The appellant maintained that the evidence tended to show that the weapon was not knuckles. The defendant himself testified that he used a scissors. A doctor gave tes*622timony tending to show that from the nature of the injury the wound could not have been produced by knuckles. Also the defendant insists that knuckles are not made of nickel and, hence, the witnesses were mistaken when they said that on a dark night they could see the reflection of a white metal. The jury had a right to weigh the testimony of the doctor along with other matters and, nevertheless, had a right to believe the witnesses when they said they saw the knuckles. The opinion of the doctor did not exclude the possibility that the wound could have been produced by such knuckles. We have not found in the record any statement of anyone that the knuckles could not be made of nickel, instead of copper or brass, and indeed we have heard that a certain class of knuckles are made of nickel, all of which tends to show that a jury is not necessarily bound by the opinion of an expert. The possibility is not excluded that the witnesses were mistaken in their description of the weapon but nevertheless saw it. All of these matters were for the jury.

Furthermore, the defendant testified that he used a scissors and inflicted the wounds. The wounds were rather serious or capable of being' so. Under the law (Laws of 1904, pages 48 et seq.), “an assault and battery becomes aggravated when committed with premeditated design and by the use of means calculated to inflict great bodily injury.” As the defendant was charged with an attempt at manslaughter and convicted of aggravated assault and battery, the use of a scissors might be the very thing that reduced the crime to the lesser offense. The proof that it was a scissors instead of knuckles, would be a harmless variance. Considering the nature of the verdict, the weapons used are sufficiently similar. 30 C. J., pages 135 &t seq.

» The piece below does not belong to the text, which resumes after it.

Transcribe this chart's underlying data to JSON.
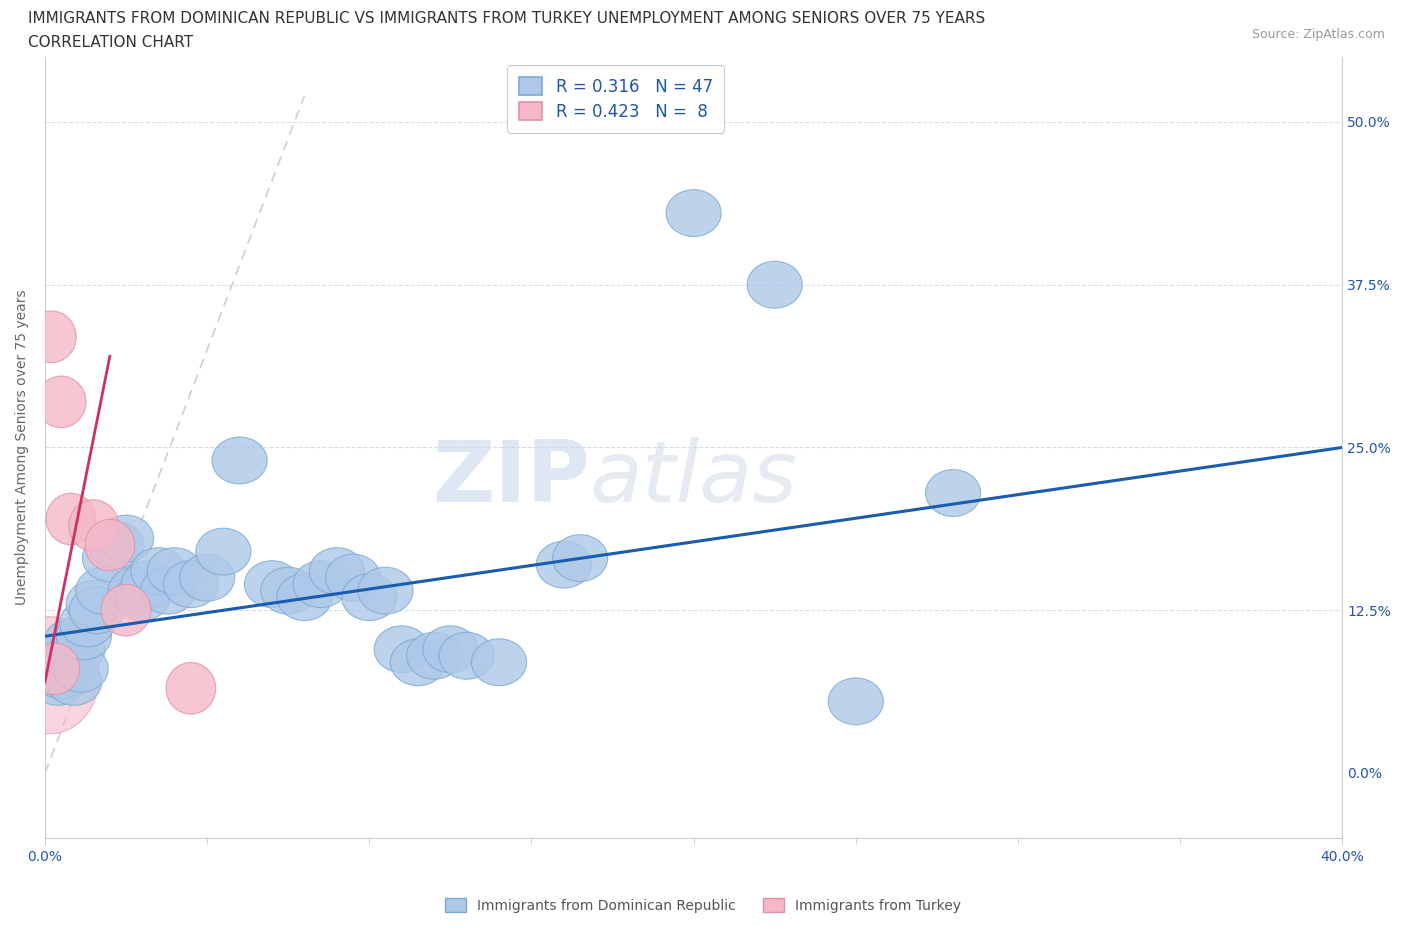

Other errors were assigned in No. 4304, the case of assault and battery against Agustín Jimenez. The witness Dámaso Alfaro referred not only to the attack on Agustín Jiménez, but also to the attack on Adolfo Méndez. The defendant moved to strike on the ground that the attack on *623Méndez was not relevant to the attack on Jiménez. The court properly decided that it was all a part of the res gestae. The attack on Méndez took place immediately after the attack on Jiménez.

Guillermina Méndez had testified; her testimony takes up three or four pages of the typewritten record and she had answered on specific questions put to her by the district attorney. At the close of her testimony the defendant said: “How about it? Tell me what happened.” The prosecuting attorney objected to the form of the question evidently as being a too general one. The court held that the witness might be examined specifically to any extent in connection with the direct examination and she might even be examined as to things that would hurt her, and that the defendant might attack her credibility in either way, but that it was not the proper form merely to ask the witness to repeat her testimony. The court has discretion in these matters and' could readily see that it was unnecessary to have the witness attempt to reproduce in this way her whole testimony which had been elicited from her by a number of specific questions. We find neither error nor prejudice.

A witness gave what might be called corroborating evidence of what some of the persons had said as to how they arrived at the place where the offense took place. The defense moved to strike and the failure of the court to accede was neither error nor prejudice.

In No. 4305 the court also refused to strike out some testimony that formed part of the res gestae. The assignment merits no special discussion.

In No. 4300 the assignment is that the judgment was against the evidence, which we have discussed at the beginning.

The judgments should all be affirmed.